Tradition, Culture, and Citizenship

Dec 19, 2017 by

by Sir Roger Scruton, Law and Liberty.

The concepts of tradition, culture, and citizenship have this in common – they are summoned to protect our political inheritance against the disintegrative forces to which it is now exposed. They are tenuous, fragile, subject to many interpretations, and bend or break when we place too much weight on them. But they are among the important assets we have, when it comes to opposing the view of society as simply a power struggle between groups, who have no other end than to gain the ascendancy over their rivals. That view of society, as a power struggle, whose aim is domination or the escape from it, has been an intellectual commonplace from Marx to Foucault and beyond. Its falsehood is best displayed by examining the three concepts that form the topic of this article.

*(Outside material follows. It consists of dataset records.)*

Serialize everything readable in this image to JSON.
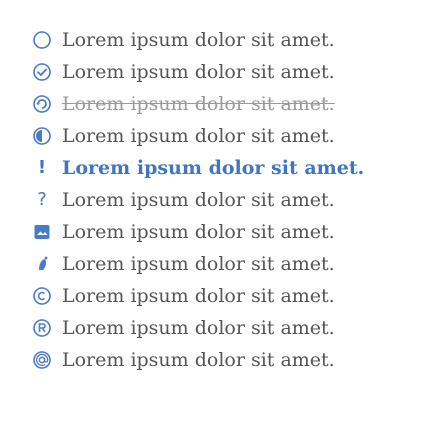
{
  "colors": {
    "accent": "#4a7cc3",
    "text": "#555555",
    "strike_text": "#9a9a9a",
    "emphasis": "#3e76c2"
  },
  "items": [
    {
      "icon": "circle-outline-icon",
      "label": "Lorem ipsum dolor sit amet.",
      "style": "normal"
    },
    {
      "icon": "check-circle-icon",
      "label": "Lorem ipsum dolor sit amet.",
      "style": "normal"
    },
    {
      "icon": "refresh-circle-icon",
      "label": "Lorem ipsum dolor sit amet.",
      "style": "strikethrough"
    },
    {
      "icon": "half-circle-icon",
      "label": "Lorem ipsum dolor sit amet.",
      "style": "normal"
    },
    {
      "icon": "exclamation-icon",
      "label": "Lorem ipsum dolor sit amet.",
      "style": "emphasis"
    },
    {
      "icon": "question-icon",
      "label": "Lorem ipsum dolor sit amet.",
      "style": "normal"
    },
    {
      "icon": "image-box-icon",
      "label": "Lorem ipsum dolor sit amet.",
      "style": "normal"
    },
    {
      "icon": "bell-tilt-icon",
      "label": "Lorem ipsum dolor sit amet.",
      "style": "normal"
    },
    {
      "icon": "copyright-circle-icon",
      "label": "Lorem ipsum dolor sit amet.",
      "style": "normal"
    },
    {
      "icon": "registered-circle-icon",
      "label": "Lorem ipsum dolor sit amet.",
      "style": "normal"
    },
    {
      "icon": "at-circle-icon",
      "label": "Lorem ipsum dolor sit amet.",
      "style": "normal"
    }
  ],
  "trailing_icons": [
    "arrow-circle-icon",
    "cycle-circle-icon",
    "refresh-circle-icon"
  ]
}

When we justify a practice as traditional, what are we doing and when are we justified? We should distinguish trivial from deep traditions. There are traditions like highland dress, the ‘ceremony of lessons and carols’, Christmas itself, which pretend to be immemorial, when in fact they were invented in recent memory. We could dispense with them and not lose a cornerstone of our social life; and they will be blown away without our really noticing the fact (not perhaps Christmas, but what is now displayed as Christmas).

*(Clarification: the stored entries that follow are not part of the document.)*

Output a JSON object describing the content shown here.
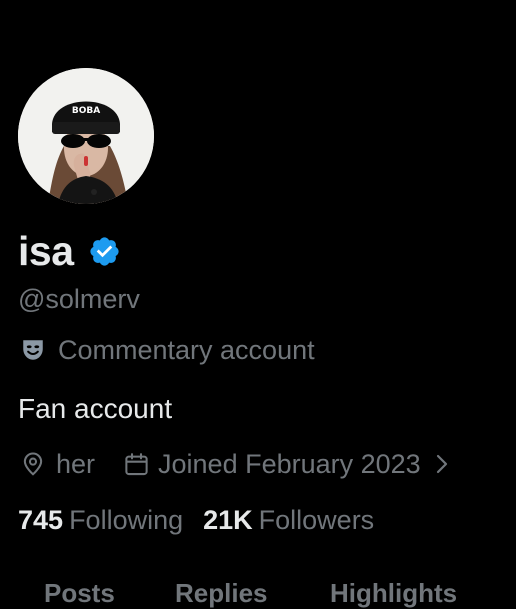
{
  "profile": {
    "display_name": "isa",
    "handle": "@solmerv",
    "label": "Commentary account",
    "bio": "Fan account",
    "pronouns": "her",
    "joined": "Joined February 2023",
    "following_count": "745",
    "following_label": "Following",
    "followers_count": "21K",
    "followers_label": "Followers",
    "avatar_cap_text": "BOBA"
  },
  "tabs": [
    "Posts",
    "Replies",
    "Highlights"
  ],
  "icons": {
    "verified": "verified-badge-icon",
    "label": "theater-mask-icon",
    "location": "location-pin-icon",
    "calendar": "calendar-icon",
    "chevron": "chevron-right-icon"
  },
  "colors": {
    "background": "#000000",
    "primary_text": "#e7e9ea",
    "secondary_text": "#71767b",
    "verified_blue": "#1d9bf0"
  }
}
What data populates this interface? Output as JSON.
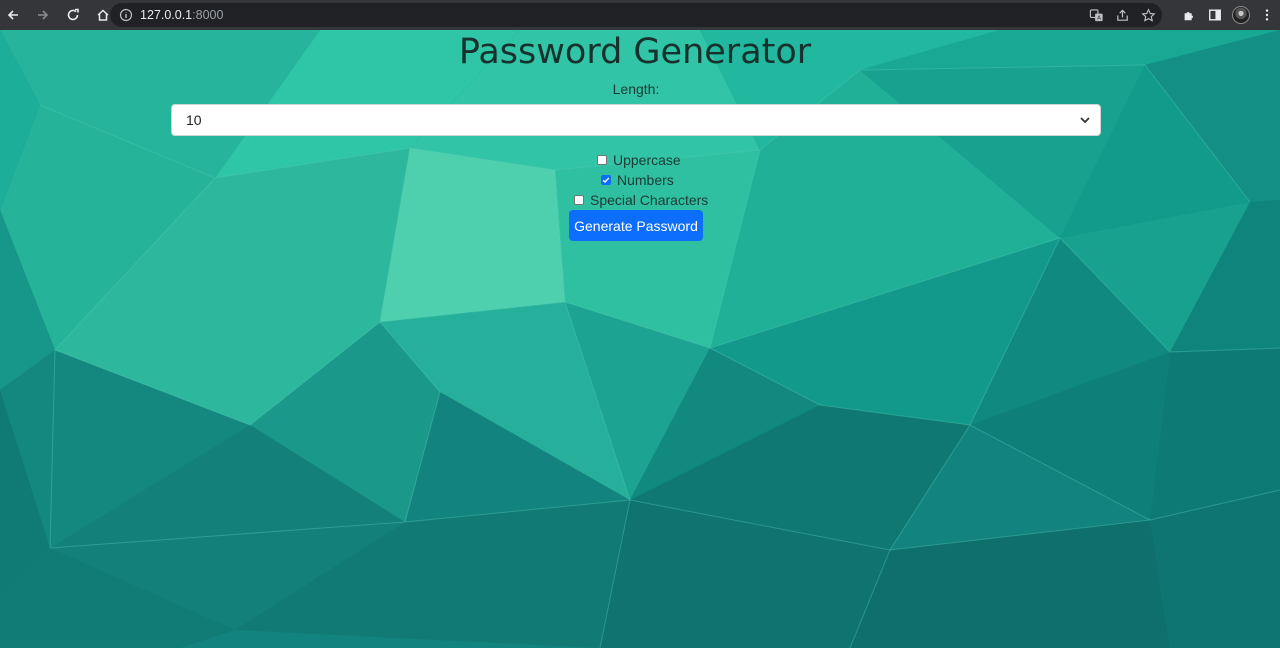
{
  "browser": {
    "url_host": "127.0.0.1",
    "url_port": ":8000"
  },
  "page": {
    "title": "Password Generator",
    "length_label": "Length:",
    "length_value": "10",
    "options": [
      {
        "label": "Uppercase",
        "checked": false
      },
      {
        "label": "Numbers",
        "checked": true
      },
      {
        "label": "Special Characters",
        "checked": false
      }
    ],
    "generate_label": "Generate Password"
  },
  "colors": {
    "accent": "#0d6efd",
    "bg_teal": "#1a8f8a"
  }
}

In contrast to those shallow traditions there are the deep traditions, customs, and institutions that define what we are, for others and for our selves. We may not be consciously aware of these traditions, but they determine our primary responses, what we do and how we do it, when reacting to others around us.

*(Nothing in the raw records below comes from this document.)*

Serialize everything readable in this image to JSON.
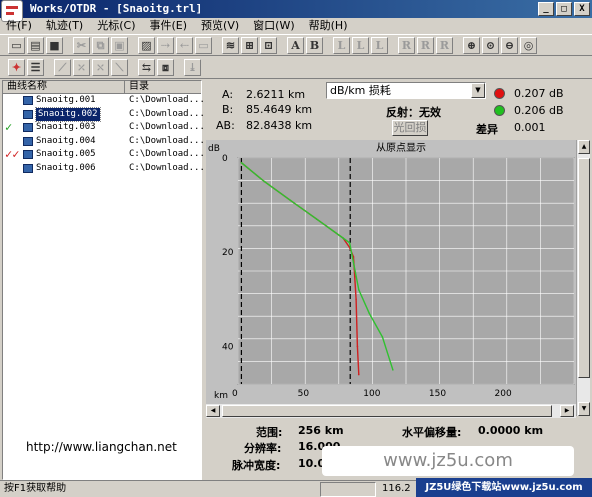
{
  "window": {
    "title": "Works/OTDR - [Snaoitg.trl]",
    "controls": [
      "_",
      "□",
      "X"
    ]
  },
  "menu": [
    "件(F)",
    "轨迹(T)",
    "光标(C)",
    "事件(E)",
    "预览(V)",
    "窗口(W)",
    "帮助(H)"
  ],
  "toolbar1": [
    "A",
    "B",
    "L",
    "L",
    "L",
    "R",
    "R",
    "R"
  ],
  "list": {
    "col_name": "曲线名称",
    "col_dir": "目录",
    "rows": [
      {
        "name": "Snaoitg.001",
        "dir": "C:\\Download...",
        "check": ""
      },
      {
        "name": "Snaoitg.002",
        "dir": "C:\\Download...",
        "check": ""
      },
      {
        "name": "Snaoitg.003",
        "dir": "C:\\Download...",
        "check": "✓"
      },
      {
        "name": "Snaoitg.004",
        "dir": "C:\\Download...",
        "check": ""
      },
      {
        "name": "Snaoitg.005",
        "dir": "C:\\Download...",
        "check": "✓✓"
      },
      {
        "name": "Snaoitg.006",
        "dir": "C:\\Download...",
        "check": ""
      }
    ]
  },
  "url": "http://www.liangchan.net",
  "readout": {
    "A_label": "A:",
    "A_val": "2.6211 km",
    "B_label": "B:",
    "B_val": "85.4649 km",
    "AB_label": "AB:",
    "AB_val": "82.8438 km",
    "mode": "dB/km 损耗",
    "reflect_label": "反射：无效",
    "reflect_btn": "光回损",
    "red_val": "0.207 dB",
    "green_val": "0.206 dB",
    "diff_label": "差异",
    "diff_val": "0.001"
  },
  "chart_data": {
    "type": "line",
    "title": "从原点显示",
    "xlabel": "km",
    "ylabel": "dB",
    "x_ticks": [
      0,
      50,
      100,
      150,
      200
    ],
    "y_ticks": [
      0,
      20,
      40
    ],
    "xlim": [
      0,
      256
    ],
    "ylim": [
      0,
      48
    ],
    "series": [
      {
        "values": [
          [
            2.6,
            1
          ],
          [
            20,
            5
          ],
          [
            40,
            9
          ],
          [
            60,
            13
          ],
          [
            80,
            17
          ],
          [
            85,
            19
          ],
          [
            88,
            21
          ],
          [
            90,
            30
          ],
          [
            91,
            40
          ],
          [
            92,
            46
          ]
        ],
        "color": "#d02020"
      },
      {
        "values": [
          [
            2.6,
            1
          ],
          [
            20,
            5
          ],
          [
            40,
            9
          ],
          [
            60,
            13
          ],
          [
            80,
            17
          ],
          [
            85,
            18
          ],
          [
            92,
            28
          ],
          [
            100,
            33
          ],
          [
            110,
            38
          ],
          [
            118,
            45
          ]
        ],
        "color": "#30c030"
      }
    ],
    "markers": [
      2.6,
      85.5
    ]
  },
  "bottom": {
    "range_label": "范围:",
    "range_val": "256 km",
    "res_label": "分辨率:",
    "res_val": "16.000",
    "pulse_label": "脉冲宽度:",
    "pulse_val": "10.0",
    "hshift_label": "水平偏移量:",
    "hshift_val": "0.0000 km"
  },
  "watermark": "www.jz5u.com",
  "status": {
    "left": "按F1获取帮助",
    "mid": "116.2",
    "badge": "JZ5U绿色下载站www.jz5u.com"
  }
}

First among those traditions for us in the Anglophone community is the Common Law. This is the legal system in which principles are derived from particular judgments, rather than deduced from some higher principle: the principles of common law are a kind of sedimentation left by the resolution of conflicts. Such law offers a paradigm of practical knowledge: not contained in a single head but implicit in the procedures of the court and the feelings of the people. We enter the courtroom with the sense that the law exists already, and remains to be discovered, and that the judge is simply applying to the case before us the rules that we learned as a child. (cf Hayek, Law, Legislation and Liberty.)

Other examples of deep traditions: political procedures and the dignities of office. Traditions act as constraints on behaviour in which social membership is recognized and given its due. They are ways of acknowledging that the others to whom we belong are present, even in the acts that we perform in private.

More examples: religious liturgies, formalized expressions of loyalty or grief, taking vows, all the ways in which ritual takes over, telling you that what you are doing is not done only by you, and that your choice must be sanctified by the community.